The committee's findings will act as a blueprint. The Board of Education must consider the recommendations and decide what plan of action to take.
"We will be getting feedback from parents and the community about some of these recommendations," school board Chairwoman Rosa Gill said. "So, before we take any actions, the public will have a chance to respond to it."
Wake County has tried thinking of nontraditional ways to provide schools to accommodate the thousands of students who enter the public school system each year, including converting a manufacturing plant to an elementary school, which is set to open next year.
Other school projects, however, have not gotten past the land-purchase stage. School officials wanted land in Rolesville for a new middle school and made a $3.5 million offer, which was higher than the appraised value, to the owner.
County commissioners, however, would only approve the purchase for $2.6 million, and the owner refused the lower offer.

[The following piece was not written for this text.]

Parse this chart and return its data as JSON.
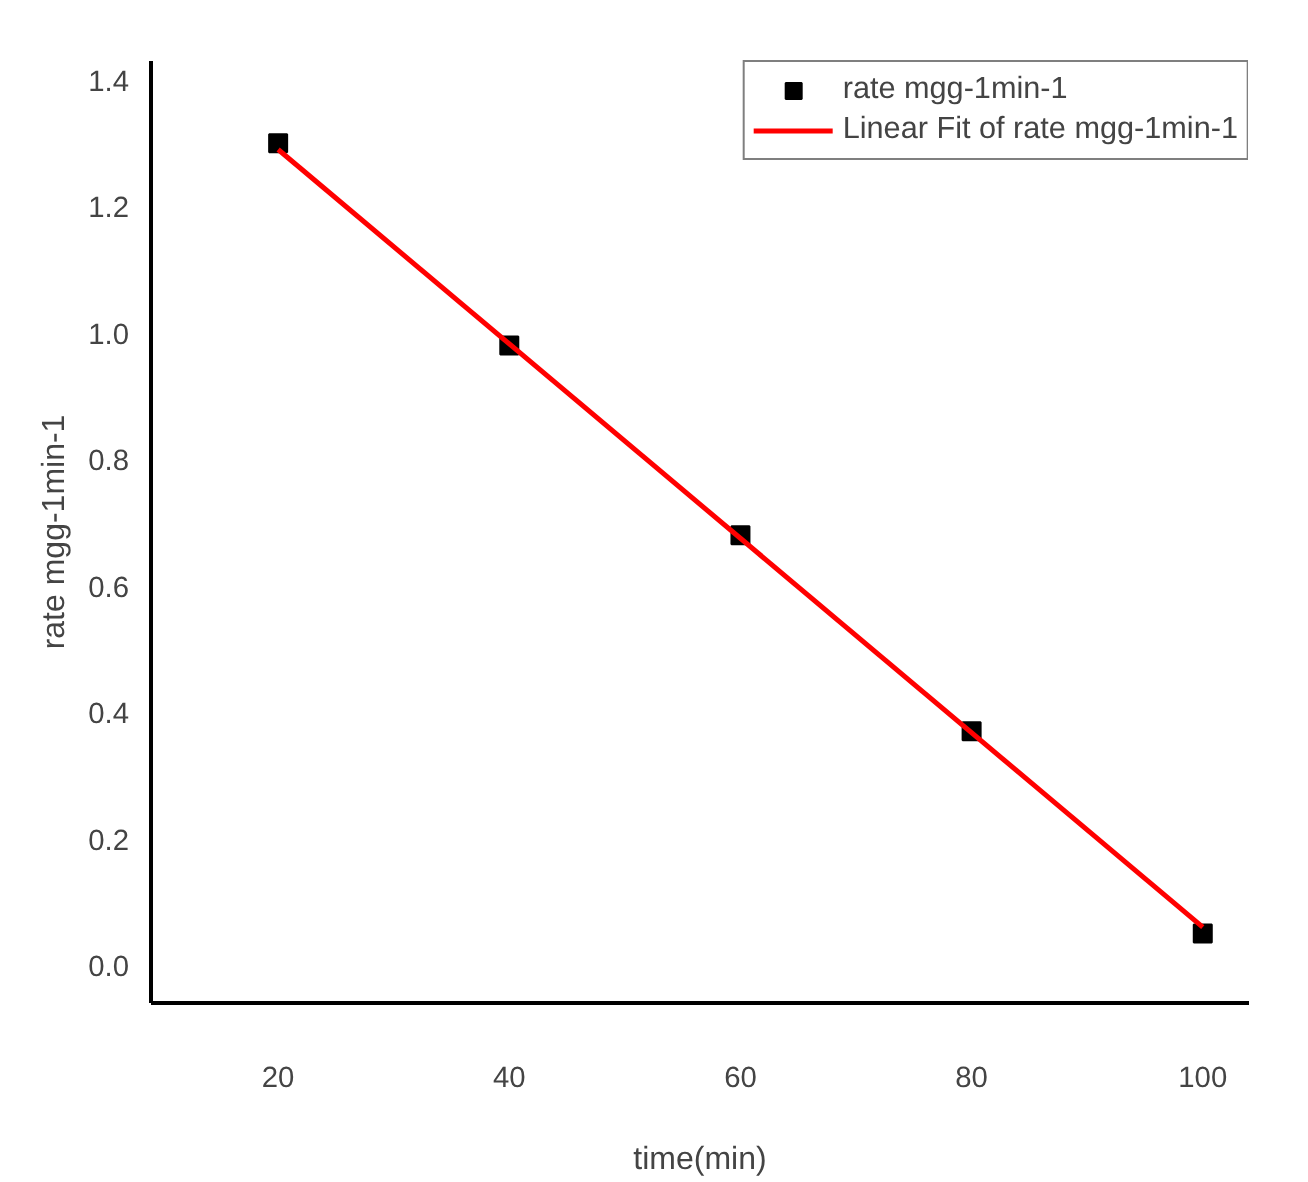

By 2025, enrollment in Wake County schools is expected to double, to nearly 250,000 students. School leaders project, at that point, they will need 45 new elementary schools, 20 new middle schools and 17 new high schools.
"Every single day, we're spending three-fourth of a million dollars on school construction," Wake County commissioner Joe Bryan said. "That should be Priority 1 in terms of ensuring that that money is being invested wisely."